Your Suburb or Your Roads: Biden Will Do in One or the Other


Published August 12, 2020

National Review Online

In the name of fighting what he calls “sprawl,” Joe Biden has promised to hold hostage $12 billion in Surface Transportation Block Grants to the states unless they agree to abolish suburban single-family zoning. This follows a strategy devised by Senator Cory Booker and House majority whip James Clyburn. Under the Biden plan, America’s suburbs must reject their way of life and opt for high-density, urban-style development instead — or suffer the consequences. By holding Surface Transportation Grants hostage, Biden will effectively turbo-charge the already draconian anti-suburban strategy embodied in the Obama–Biden administration’s massively overreaching AFFH (Affirmatively Furthering Fair Housing) regulation. The result will be the end of America’s suburbs as we know them.

The Opportunity Solutions Project, a state-level think tank in Florida, has just issued a report by Chase Martin exploring some implications of Biden’s coercive housing strategy. The report is entitled, “America’s Neighborhoods under Attack: How the Biden Plan Threatens More Than $12 Billion In Transportation Funding for Already-Tapped States.”

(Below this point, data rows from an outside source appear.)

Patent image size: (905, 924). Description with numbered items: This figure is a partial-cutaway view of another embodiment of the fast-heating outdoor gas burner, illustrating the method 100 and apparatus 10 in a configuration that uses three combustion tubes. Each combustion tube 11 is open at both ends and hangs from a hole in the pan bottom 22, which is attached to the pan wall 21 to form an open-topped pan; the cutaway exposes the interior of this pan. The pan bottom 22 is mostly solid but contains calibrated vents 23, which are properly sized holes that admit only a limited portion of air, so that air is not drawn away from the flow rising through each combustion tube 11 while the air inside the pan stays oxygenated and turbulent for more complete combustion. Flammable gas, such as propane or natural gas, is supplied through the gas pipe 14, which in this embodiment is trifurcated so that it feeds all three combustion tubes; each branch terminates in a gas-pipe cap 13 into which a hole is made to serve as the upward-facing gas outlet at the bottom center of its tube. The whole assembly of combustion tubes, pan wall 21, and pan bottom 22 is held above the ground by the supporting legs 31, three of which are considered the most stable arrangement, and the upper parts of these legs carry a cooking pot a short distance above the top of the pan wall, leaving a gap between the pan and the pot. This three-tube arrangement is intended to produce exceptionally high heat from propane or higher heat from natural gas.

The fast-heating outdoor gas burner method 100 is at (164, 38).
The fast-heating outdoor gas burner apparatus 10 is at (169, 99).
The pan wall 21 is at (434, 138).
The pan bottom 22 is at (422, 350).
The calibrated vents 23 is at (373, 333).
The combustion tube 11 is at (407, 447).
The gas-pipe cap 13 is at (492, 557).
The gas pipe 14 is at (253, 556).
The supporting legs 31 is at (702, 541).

Martin’s report provides important context for Biden’s anti-suburban plans. The report begins by explaining that Medicaid spending by states has more than tripled in the last two decades, growing from $184 billion in 2000 to more than $600 billion in 2018. That has crowded out state spending on education, public safety, and transportation. Federal Surface Transportation Block Grants are designed to help fill in the funding gaps. Yet this leaves cash-strapped states with little choice but to accept any conditions placed on the grants. The alternative is to see serious deterioration in state roads, along with massive job loss among the hundreds of thousands of workers nationally who build and repair roads, or provide supplies for that repair.

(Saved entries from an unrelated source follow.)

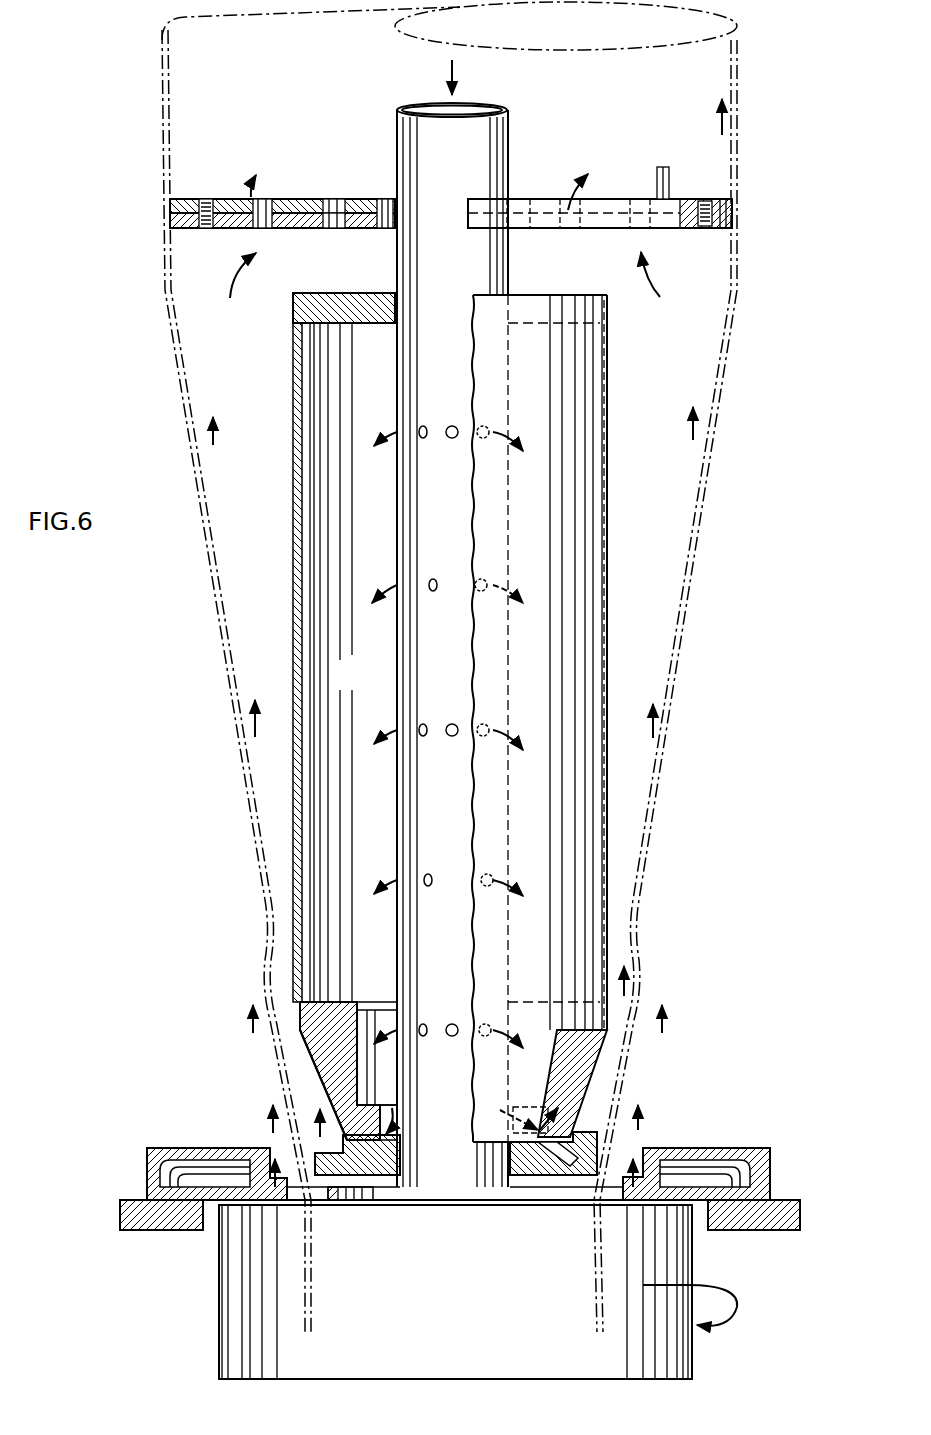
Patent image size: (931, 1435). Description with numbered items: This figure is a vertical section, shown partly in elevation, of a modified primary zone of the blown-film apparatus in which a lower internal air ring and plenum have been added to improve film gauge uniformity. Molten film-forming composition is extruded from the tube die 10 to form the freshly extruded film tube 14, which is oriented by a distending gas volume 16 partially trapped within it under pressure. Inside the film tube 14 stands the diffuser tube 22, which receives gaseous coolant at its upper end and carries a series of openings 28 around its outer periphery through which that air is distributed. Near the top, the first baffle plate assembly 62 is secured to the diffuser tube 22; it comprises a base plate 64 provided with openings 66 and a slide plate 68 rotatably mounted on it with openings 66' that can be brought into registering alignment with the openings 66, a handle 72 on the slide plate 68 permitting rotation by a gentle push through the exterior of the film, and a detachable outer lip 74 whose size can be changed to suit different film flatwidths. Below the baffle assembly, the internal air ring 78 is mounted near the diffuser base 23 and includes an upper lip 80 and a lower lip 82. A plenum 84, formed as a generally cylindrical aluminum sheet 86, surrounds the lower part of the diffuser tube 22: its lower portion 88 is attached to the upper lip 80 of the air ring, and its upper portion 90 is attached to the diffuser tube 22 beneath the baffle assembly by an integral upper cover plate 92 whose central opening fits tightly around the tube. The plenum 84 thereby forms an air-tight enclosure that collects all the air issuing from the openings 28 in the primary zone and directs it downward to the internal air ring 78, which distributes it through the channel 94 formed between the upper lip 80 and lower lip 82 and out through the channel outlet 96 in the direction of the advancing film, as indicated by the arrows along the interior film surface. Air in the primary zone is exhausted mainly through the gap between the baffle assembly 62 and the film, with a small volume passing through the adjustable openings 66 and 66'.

The tube die 10 is at (476, 1304).
The film tube 14 is at (237, 694).
The distending gas volume 16 is at (269, 516).
The diffuser tube 22 is at (493, 145).
The diffuser base 23 is at (383, 1200).
The openings 28 is at (421, 876).
The first baffle plate assembly 62 is at (600, 203).
The base plate 64 is at (248, 207).
The openings 66 is at (344, 242).
The openings 66' is at (348, 178).
The slide plate 68 is at (297, 199).
The handle 72 is at (658, 167).
The outer lip 74 is at (175, 211).
The internal air ring 78 is at (320, 1086).
The upper lip 80 is at (316, 1048).
The lower lip 82 is at (383, 1170).
The plenum 84 is at (462, 662).
The aluminum sheet 86 is at (612, 544).
The lower portion 88 is at (336, 942).
The upper portion 90 is at (571, 718).
The upper cover plate 92 is at (317, 308).
The channel 94 is at (386, 1128).
The channel outlet 96 is at (343, 1153).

Martin then reviews the history of the use of federal transportation funding to coerce various state-level policies. Such actions are rare, but not unprecedented. In 1974, in the face of a nationwide fuel shortage, Congress and President Nixon demanded that states adopt a 55 miles per hour speed limit or face loss of federal transportation funding. The states complied. A year later, federal transportation funds were conditioned on the adoption of a requirement to wear motorcycle helmets. In 1984, President Reagan demanded that states adopt a drinking age of 21, and this conditioning was upheld by the Supreme Court in South Dakota v. Dole. In 1995, a Republican Congress forced President Clinton to undo both the de facto national speed limit and helmet law. As Martin points out, however, at least these requirements bore some relationship to transportation.

The use of transportation funding to coerce the elimination of single-family zoning, on the other hand, is an extraordinary and unprecedented case of federal overreach. Using transportation funding as a lever would appear to give the federal government almost unlimited power over states and localities. And as Martin points out, in the wake of the economic fallout from COVID-19, states are even less well-placed to resist federal coercion. Florida, for example, has lost billions of dollars in tourism and toll road revenues during the pandemic. Loss of federal road repair funding would be untenable at this point. (By the way, Martin’s report provides a helpful chart showing how many hundreds of millions — and sometimes billions — each state receives in federal transportation funding.)

What will actually happen once Biden and a Democratic Congress follow through on their promise to lever Surface Transportation Block Grants against suburban single-family zoning? We don’t know, since coercion on this scale, and of this type, is unprecedented. One possibility is that some states might simply reject the money in view of the strings attached. Again, however, given the financial hole the states are now in, that is hard to imagine. Another possibility is that a state might adopt the federal mandate wholesale by abolishing single-family zoning statewide. This is far from impossible. Oregon essentially abolished single-family zoning last year. California is debating similar measures right now.

The Booker–Clyburn bill that inspired Biden’s promise to fight “sprawl” by abolishing single-family zoning amends the law on Surface Transportation grants to say that, “A project under this section may not be carried out unless the community in which the project is located” has implemented a strategy to replace single-family zoning with a menu of pro-density measures. So maybe states will accept their Surface Transportation grants, while individual communities will exempt themselves from state road repairs. Yet what suburban community could afford to allow its road to go unrepaired, or leave itself cut off from newly constructed arteries?

One way or another, Biden’s unprecedented plan to use state road funding to compel the elimination of single-family zoning is going to harm Americans profoundly. Either suburban self-governance will become a thing of the past — while the suburbs themselves come to resemble the dense cities their residents chose to leave — or America’s cash-strapped states will lose billions of dollars and tens of thousands of jobs at a moment of economic crisis, while watching their roads deteriorate. Name your poison. It’s one or the other if Biden and the Democrats win.

Stanley Kurtz is a senior fellow at the Ethics and Public Policy Center.